3. You are studying native bee populations and need to wrangle your dataset to be ready for someone else to take on analysis. This question has multiple parts, be sure to answer all components! Each sub-question should be in its own code chunk.

   • Load the dplyr and magrittr packages and read in the example bee data (“bees.csv”) into R and check its structure. How many rows / columns are there?
   • Your advisor reminds you that 2021 was a tough year for field research and those data are likely not reliable. Use the filter function to remove all data on bees identified in 2021.
   • You also realize that your methods are not well-suited to capturing kleptoparasitic bee abundance so those values are not reliable enough to pass on to analysis. Use the select function to remove this column from the subset you just created.
   • You feel that the data you have now are clean enough to continue. However, your collaborator wants a column for the total bee abundance in each year. Use the mutate function to create the column your collaborator has requested from the data version created by the above step.
   • Your collaborator loves the final data product you created! But they looked at your code and they think it can be streamlined. Copy the code you just wrote (filter, select, and mutate) and use the pipe operator (%>%) to write a version that does all three steps without creating intermediary objects. Check the structure of the final object.

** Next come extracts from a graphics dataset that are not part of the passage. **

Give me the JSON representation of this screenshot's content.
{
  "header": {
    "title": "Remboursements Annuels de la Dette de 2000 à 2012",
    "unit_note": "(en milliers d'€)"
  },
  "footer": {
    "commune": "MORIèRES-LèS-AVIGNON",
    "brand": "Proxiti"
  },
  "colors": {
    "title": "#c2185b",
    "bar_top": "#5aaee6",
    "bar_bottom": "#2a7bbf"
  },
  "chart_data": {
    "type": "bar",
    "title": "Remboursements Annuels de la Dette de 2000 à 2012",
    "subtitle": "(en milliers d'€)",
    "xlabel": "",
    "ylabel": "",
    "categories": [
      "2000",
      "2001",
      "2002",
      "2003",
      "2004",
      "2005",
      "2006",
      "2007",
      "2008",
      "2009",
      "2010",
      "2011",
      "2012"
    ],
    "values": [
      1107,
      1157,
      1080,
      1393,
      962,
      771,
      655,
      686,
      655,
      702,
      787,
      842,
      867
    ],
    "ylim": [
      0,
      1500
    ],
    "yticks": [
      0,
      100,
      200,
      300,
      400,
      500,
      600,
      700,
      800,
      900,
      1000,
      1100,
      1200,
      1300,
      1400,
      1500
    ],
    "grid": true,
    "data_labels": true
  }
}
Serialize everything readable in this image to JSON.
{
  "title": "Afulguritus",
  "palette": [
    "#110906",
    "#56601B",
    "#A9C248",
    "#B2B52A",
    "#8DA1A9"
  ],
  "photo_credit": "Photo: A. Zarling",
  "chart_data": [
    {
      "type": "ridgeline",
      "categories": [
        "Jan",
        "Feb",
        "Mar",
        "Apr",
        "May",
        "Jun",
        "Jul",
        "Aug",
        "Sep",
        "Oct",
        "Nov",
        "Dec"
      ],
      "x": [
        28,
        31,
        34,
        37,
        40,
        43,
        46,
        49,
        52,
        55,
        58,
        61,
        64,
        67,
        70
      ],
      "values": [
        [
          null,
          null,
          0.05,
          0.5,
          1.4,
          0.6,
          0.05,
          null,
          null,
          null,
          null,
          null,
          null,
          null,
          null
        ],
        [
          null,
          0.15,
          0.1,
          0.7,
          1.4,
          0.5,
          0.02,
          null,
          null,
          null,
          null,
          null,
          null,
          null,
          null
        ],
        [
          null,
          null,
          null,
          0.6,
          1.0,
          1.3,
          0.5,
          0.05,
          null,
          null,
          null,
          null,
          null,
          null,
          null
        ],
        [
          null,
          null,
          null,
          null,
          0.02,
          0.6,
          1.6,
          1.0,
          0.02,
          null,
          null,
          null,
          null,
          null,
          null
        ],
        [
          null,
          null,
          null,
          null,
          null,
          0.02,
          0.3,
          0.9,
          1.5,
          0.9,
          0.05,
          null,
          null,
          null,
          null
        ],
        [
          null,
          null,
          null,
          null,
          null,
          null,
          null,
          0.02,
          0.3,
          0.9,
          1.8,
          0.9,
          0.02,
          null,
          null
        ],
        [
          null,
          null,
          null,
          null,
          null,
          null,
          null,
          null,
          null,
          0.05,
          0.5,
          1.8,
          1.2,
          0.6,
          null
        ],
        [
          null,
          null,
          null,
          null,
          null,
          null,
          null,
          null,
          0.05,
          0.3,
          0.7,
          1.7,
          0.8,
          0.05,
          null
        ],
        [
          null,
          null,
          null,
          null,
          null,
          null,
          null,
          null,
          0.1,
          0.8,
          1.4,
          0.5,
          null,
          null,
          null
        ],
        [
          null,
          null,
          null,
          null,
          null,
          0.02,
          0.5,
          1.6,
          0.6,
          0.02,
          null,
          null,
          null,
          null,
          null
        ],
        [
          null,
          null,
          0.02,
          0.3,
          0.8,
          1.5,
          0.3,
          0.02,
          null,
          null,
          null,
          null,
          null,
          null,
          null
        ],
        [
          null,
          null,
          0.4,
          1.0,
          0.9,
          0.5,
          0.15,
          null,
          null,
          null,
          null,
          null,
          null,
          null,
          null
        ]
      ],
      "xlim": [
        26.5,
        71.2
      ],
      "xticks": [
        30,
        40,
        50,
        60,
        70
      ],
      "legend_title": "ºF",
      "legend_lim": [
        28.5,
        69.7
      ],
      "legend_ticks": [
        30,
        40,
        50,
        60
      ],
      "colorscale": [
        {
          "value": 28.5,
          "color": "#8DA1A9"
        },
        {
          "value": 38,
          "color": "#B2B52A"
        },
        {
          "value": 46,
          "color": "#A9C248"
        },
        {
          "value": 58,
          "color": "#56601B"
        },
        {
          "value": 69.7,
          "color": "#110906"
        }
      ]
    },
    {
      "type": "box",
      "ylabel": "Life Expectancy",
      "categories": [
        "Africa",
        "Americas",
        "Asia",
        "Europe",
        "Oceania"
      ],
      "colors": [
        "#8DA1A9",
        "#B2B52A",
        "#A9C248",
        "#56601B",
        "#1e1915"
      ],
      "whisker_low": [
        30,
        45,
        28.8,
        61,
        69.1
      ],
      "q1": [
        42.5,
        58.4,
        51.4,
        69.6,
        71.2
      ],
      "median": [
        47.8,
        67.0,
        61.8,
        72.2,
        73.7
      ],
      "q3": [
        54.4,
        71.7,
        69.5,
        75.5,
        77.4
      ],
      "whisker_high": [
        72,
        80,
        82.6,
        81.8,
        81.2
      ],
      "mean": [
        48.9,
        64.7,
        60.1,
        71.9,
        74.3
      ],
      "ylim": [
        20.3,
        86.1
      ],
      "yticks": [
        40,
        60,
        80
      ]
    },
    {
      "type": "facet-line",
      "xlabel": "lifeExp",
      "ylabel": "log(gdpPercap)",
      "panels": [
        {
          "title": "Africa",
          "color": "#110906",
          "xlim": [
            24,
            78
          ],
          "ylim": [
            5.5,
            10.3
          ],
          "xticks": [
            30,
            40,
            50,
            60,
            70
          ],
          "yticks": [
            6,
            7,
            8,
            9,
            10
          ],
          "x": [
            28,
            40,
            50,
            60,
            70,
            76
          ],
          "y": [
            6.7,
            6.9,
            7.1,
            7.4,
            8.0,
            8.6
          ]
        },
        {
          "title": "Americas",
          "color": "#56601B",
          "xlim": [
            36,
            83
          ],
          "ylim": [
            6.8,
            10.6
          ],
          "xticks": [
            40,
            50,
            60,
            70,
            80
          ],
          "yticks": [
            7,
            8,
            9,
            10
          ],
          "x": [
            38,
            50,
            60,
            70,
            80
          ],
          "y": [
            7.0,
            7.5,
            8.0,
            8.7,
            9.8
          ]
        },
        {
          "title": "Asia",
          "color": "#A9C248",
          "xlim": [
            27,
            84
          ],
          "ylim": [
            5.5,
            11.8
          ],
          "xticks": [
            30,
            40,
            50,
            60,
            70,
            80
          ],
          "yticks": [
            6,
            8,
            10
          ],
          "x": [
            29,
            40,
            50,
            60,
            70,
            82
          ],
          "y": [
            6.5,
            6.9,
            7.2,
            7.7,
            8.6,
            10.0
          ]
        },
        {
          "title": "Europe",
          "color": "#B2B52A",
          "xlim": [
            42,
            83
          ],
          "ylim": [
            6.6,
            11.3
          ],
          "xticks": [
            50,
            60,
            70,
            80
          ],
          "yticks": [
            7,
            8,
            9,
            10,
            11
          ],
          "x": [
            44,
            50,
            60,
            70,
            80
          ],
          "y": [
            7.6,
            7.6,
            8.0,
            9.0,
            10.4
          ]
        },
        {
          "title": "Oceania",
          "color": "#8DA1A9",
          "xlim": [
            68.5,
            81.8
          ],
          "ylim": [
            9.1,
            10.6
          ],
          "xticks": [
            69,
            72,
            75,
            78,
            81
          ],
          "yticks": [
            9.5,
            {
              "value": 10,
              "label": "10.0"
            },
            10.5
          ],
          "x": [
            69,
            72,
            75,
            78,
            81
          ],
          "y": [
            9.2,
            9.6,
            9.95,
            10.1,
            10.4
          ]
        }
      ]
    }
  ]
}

4. Your data wrangling skills are so impressive to your collaborator that they ask for your help with a lichen project they have been working on. This question has multiple parts, be sure to answer all components! Each sub-question should be in its own code chunk.

   • Load the tidyr package and read in the example lichen data (“tree_lichen.csv”) into R and check its structure? What columns are included?
   • Your collaborator tells you that they have already cleaned the data but the data shape isn’t exactly what they need. They want your help reshaping the data into long format. Use the pivot_longer function to reshape their data so that they have the following three columns: “tree” unchanged from the wide format version; “lichen_type” which includes whether the lichen is crustose, foliose, or fruticose; “percent_cover” which includes the percent cover values your collaborator measured in the field.
   • Check the structure of the long format object you created. How many rows are there?